Sunday, September 28, 2014

Walk with Freakonomist

I'm crossing off the long pending, strongly recommended book 'Freakonomics' from my 'Books to read' list. This book was first published in 2005, in the sense its published a decade ago and I still find the content fresh and very much related. I pick books after reading blurb, then I will choose to read if I find the preface and introduction interesting. I found this book to be unique at every level.

'The book doesn't carry any unifying theme' which is repeatedly accepted and quoted in the book which I find awkward. But Why should one have an unifying theme? because every other book has one. Both the question and answer is present in the book itself, such is the book. It is fulled with questions that are not asked by everyone and statistical answers(not empirical), this will amaze the ordinary being, as Mr. Confusion I found them legit.
The book is actually collection of papers by Steven D. Levitt, economist, it is co-authored by Stephen J Dubner who has brought out this in novice format. The Notes sections which can be dumbly renamed as references has 18 pages all pointing to economics papers. I have a revised version printed in 2006, it has bonus material which adds 200 more pages in addition to original content. Bonus material is exciting to read, this has excerpts from their blog at website: Freakonomics, here they address all the challenges and reviews for the book. Of course they are really different as they have identified themselves as Freakonomist. The arguments and counter arguments in this blogs are a good read, which I can't publish here, feel free to follow the link.

As quoted already this book doesn't have a theme but it is classified into sections of related questions. The star of all question is "Where have all the criminals gone?" to which their controversial reply - 'they are aborted as fetus'. While different sociologist and economist tries to answer the question with answers like innovative policing, tight vigilance etc., Levitt sights the Roe vs Wade case as reason. He explains that woman makes best decision on 'if she can bring up the child to be a good person' and hence an abortion makes sure a probable child growing in a rough neighborhood will not become a criminal. The answer has raised wide variety of emotion but I find it as the most convincing answer.

Other question that I liked is How school teachers cheats?, How tax payers cheats?, what makes them pay?, How your real estate agent exploits you? and there boring discussion too on Why Sumo wrestlers cheat or how? Ku Klux Klan mystery and How naming a child can impact its growth - which I find annoyingly long.  On parenting part except the naming stuff there are sections for us to learn from, like which is likely to kill children -swimming pool or gun?

There is one more question that made me studious, why do drug dealers still live with their mother? answer is they don't earn enough. While explaining this he tells us a small story on how Sudhir Venkatesh helped him in getting the data and how he got those data. I was drawn to this topic so much that I watched few videos on it where Levitt goes on to compare drug dealers organization structure with McDonald. That he explains as men at the top enjoys all the comfort and money while foot soldiers/ waiters in McD's case gets minimum wage not enough to sustain their life on own. All the data used in the research and theory are from USA, what were you expecting from an American economist? So does that mean its not worth reading in India? are you kidding? this inspires us to ask our own question and answer it.

Best part and that I can personally relate to is when Dubner had 'rancid chicken in French roast, Manhattan' and wrote about it in their blog.
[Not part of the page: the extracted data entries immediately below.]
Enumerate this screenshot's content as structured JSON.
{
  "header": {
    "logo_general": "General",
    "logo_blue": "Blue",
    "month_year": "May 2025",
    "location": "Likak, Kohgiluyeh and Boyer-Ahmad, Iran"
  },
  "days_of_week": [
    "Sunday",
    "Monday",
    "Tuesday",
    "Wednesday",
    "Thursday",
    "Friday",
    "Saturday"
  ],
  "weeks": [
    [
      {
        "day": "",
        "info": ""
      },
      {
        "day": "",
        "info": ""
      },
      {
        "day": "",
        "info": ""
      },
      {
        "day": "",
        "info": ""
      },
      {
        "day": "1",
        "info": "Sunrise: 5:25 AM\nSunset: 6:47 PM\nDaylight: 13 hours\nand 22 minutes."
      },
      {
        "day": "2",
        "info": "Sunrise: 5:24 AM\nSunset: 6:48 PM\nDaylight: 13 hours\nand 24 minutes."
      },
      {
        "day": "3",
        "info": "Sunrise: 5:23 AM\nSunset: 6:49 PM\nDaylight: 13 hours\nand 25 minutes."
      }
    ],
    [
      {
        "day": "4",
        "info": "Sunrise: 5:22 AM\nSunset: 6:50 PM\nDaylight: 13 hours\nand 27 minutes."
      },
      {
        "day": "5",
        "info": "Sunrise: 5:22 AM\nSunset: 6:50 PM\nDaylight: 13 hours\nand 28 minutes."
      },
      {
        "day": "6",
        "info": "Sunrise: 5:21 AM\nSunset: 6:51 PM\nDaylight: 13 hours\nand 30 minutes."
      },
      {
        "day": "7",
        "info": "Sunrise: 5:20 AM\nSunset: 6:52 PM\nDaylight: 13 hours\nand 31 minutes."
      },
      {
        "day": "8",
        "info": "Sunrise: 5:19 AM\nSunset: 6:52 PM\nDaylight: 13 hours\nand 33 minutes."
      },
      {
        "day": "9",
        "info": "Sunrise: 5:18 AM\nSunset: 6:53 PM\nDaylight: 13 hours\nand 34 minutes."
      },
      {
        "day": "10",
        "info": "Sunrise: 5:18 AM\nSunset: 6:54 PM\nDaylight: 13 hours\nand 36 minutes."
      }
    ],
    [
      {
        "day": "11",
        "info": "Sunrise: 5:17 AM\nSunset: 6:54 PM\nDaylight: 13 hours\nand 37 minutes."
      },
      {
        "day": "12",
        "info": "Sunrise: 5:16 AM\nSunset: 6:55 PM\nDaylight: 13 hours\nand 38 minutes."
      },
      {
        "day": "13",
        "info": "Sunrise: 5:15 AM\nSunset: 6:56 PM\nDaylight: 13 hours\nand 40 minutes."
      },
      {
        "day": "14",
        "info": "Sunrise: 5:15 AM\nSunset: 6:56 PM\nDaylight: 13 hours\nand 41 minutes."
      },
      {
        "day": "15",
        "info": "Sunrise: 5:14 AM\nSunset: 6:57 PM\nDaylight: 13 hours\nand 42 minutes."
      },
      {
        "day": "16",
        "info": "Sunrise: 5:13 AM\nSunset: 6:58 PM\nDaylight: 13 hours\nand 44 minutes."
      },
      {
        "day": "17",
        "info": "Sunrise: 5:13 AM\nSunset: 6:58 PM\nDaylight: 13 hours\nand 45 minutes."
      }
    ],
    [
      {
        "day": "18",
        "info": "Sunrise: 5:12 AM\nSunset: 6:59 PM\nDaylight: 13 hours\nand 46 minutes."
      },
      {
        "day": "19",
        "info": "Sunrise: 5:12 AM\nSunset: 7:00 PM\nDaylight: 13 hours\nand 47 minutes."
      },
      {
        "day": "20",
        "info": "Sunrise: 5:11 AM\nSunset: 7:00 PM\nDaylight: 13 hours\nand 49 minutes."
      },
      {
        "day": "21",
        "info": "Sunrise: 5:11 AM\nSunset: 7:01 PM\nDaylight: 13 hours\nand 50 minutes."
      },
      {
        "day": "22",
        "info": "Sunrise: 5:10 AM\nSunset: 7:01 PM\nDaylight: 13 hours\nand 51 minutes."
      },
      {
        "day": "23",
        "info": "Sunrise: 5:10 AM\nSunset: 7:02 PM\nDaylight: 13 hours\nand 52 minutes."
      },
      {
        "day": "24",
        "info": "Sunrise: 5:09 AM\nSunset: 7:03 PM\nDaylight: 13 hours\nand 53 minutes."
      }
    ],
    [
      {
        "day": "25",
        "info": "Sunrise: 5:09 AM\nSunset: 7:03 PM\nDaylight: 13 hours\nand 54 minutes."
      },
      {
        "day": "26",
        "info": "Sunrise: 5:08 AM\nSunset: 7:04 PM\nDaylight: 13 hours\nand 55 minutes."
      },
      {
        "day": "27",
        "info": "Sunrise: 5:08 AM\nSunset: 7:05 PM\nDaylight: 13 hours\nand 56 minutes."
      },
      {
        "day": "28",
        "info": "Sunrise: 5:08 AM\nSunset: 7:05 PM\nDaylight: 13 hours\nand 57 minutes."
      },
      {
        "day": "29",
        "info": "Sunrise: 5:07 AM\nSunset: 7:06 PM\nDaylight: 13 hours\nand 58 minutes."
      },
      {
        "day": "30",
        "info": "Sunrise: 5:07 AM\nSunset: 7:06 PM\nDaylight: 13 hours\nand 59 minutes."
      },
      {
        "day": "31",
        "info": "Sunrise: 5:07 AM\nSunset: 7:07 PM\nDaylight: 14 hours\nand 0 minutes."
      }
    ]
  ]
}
Which is very much in line with my own rants about Dominos and its cold pizza, if you want to know googling 'dominos' with 'shiva' or 'scribble' will throw up awesome results pointing my blog *quenched* thank you readers. Without the influence of Freakonomics I have asked such questions in the past, but now this has given me enough confidence to publish my research on them. You can expect them to be published soon, so what unusual question you have in mind? can you share it? can we author a book on it?